L’autre se tait, le regard indécis. Fini de crâner. Tizón
qui connaît son métier sait que ce ne sont pas les gifles la cause du changement.
Celles-ci sont seulement une fioriture, comme avec les taureaux vicieux. La faena se passe ailleurs. Dans ce genre d’affrontement, montrer certaines cartes peut
faire des miracles, selon l’individu que l’on a en face de soi. Et il n’y a pas
de carte plus évidente, pour quelqu’un de moyennement intelligent, que de le
regarder droit dans les yeux.
— Qui est celui qui, d’après toi, sait où tombent les
bombes ?… Et pourquoi le sait-il ?
Une autre pause. Celle-ci est très longue, mais Tizón est un
professionnel patient. L’homme regarde la table, puis le commissaire : il
réfléchit. Il est clair qu’il pèse le peu d’avenir qui lui reste. En faisant
des calculs.
— Parce qu’il se charge, dit-il enfin, de vérifier les
endroits où elles tombent, et de transmettre les informations… C’est lui qui
tient les comptes.
Tizón ne veut prendre aucun risque : surtout ne gâcher
aucune possibilité, ne négliger aucune probabilité. Mais ne pas non plus se
faire d’illusions excessives. Pas dans cette affaire. Son ton est aussi prudent
que si les paroles qu’il aligne étaient en cristal de Bohême.

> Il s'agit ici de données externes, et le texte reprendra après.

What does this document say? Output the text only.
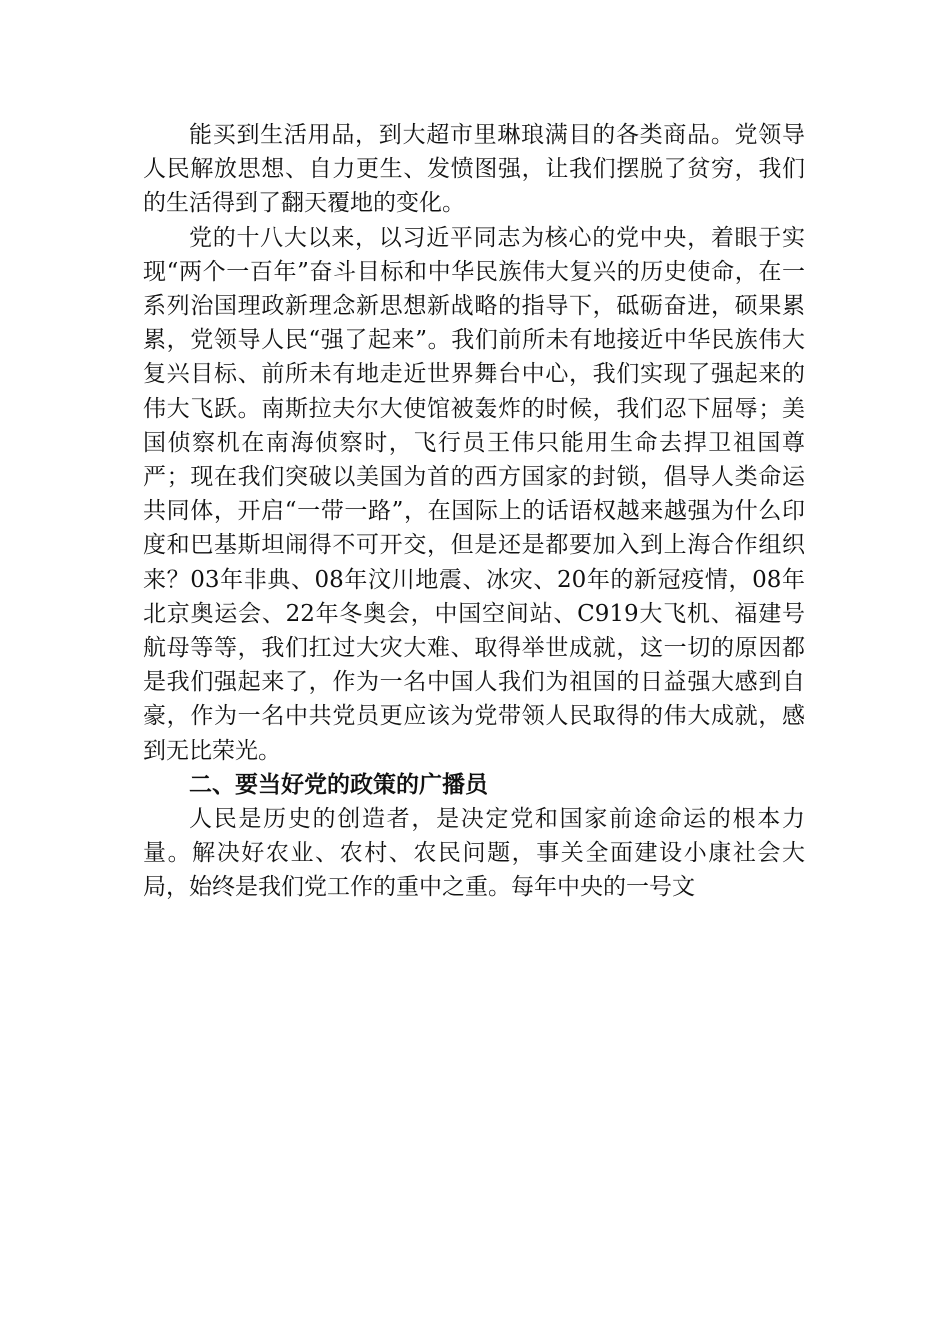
能买到生活用品，到大超市里琳琅满目的各类商品。党领导人民解放思想、自力更生、发愤图强，让我们摆脱了贫穷，我们的生活得到了翻天覆地的变化。

党的十八大以来，以习近平同志为核心的党中央，着眼于实现“两个一百年”奋斗目标和中华民族伟大复兴的历史使命，在一系列治国理政新理念新思想新战略的指导下，砥砺奋进，硕果累累，党领导人民“强了起来”。我们前所未有地接近中华民族伟大复兴目标、前所未有地走近世界舞台中心，我们实现了强起来的伟大飞跃。南斯拉夫尔大使馆被轰炸的时候，我们忍下屈辱；美国侦察机在南海侦察时，飞行员王伟只能用生命去捍卫祖国尊严；现在我们突破以美国为首的西方国家的封锁，倡导人类命运共同体，开启“一带一路”，在国际上的话语权越来越强为什么印度和巴基斯坦闹得不可开交，但是还是都要加入到上海合作组织来？03年非典、08年汶川地震、冰灾、20年的新冠疫情，08年北京奥运会、22年冬奥会，中国空间站、C919大飞机、福建号航母等等，我们扛过大灾大难、取得举世成就，这一切的原因都是我们强起来了，作为一名中国人我们为祖国的日益强大感到自豪，作为一名中共党员更应该为党带领人民取得的伟大成就，感到无比荣光。

二、要当好党的政策的广播员

人民是历史的创造者，是决定党和国家前途命运的根本力量。解决好农业、农村、农民问题，事关全面建设小康社会大局，始终是我们党工作的重中之重。每年中央的一号文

— Est-ce qu’il sait aussi où elles vont tomber ?
Ou bien il l’imagine ?
— Je ne sais pas. C’est possible.
Trop beau pour être vrai, pense le commissaire. Un tir en
aveugle avec un pistolet inconnu. De la fumée, sûrement. Le professeur Barrull
ne manquerait pas de partir tout de suite en courant, mort de rire. Des
conjectures de jeu d’échecs, commissaire. Comme d’habitude, échafaudées en
l’air. Trop cousu de fil blanc, tout ça.
— Dis-moi son nom, camarade.
Il l’a suggéré avec une douceur, un détachement qui
laisseraient penser que, réellement, il s’agit d’une bagatelle. Les yeux noirs
du prisonnier fixent les siens. Puis ils s’en écartent, de nouveau indécis.
— Écoute, Mulâtre… Tu as dit qu’il utilise des pigeons
voyageurs. Il me suffit de chercher qui détient des pigeons, et l’affaire sera
résolue en deux jours. Mais si je dois me débrouiller sans ton aide, je ne te
devrai rien… Tu comprends ?
L’autre avale sa salive, deux fois. Ou il essaye. Peut-être
parce qu’il ne lui en reste plus une goutte. Tizón donne l’ordre qu’on lui
apporte de l’eau, et un sbire va en chercher.
— Et quelle sera la différence ? demande
finalement le Mulâtre.
— Pas grande. Juste que je te devrai une faveur ou que
je ne t’en devrai pas.
L’homme réfléchit en prenant de nouveau son temps. Il ne
regarde plus le commissaire mais le sbire qui revient avec une cruche d’eau.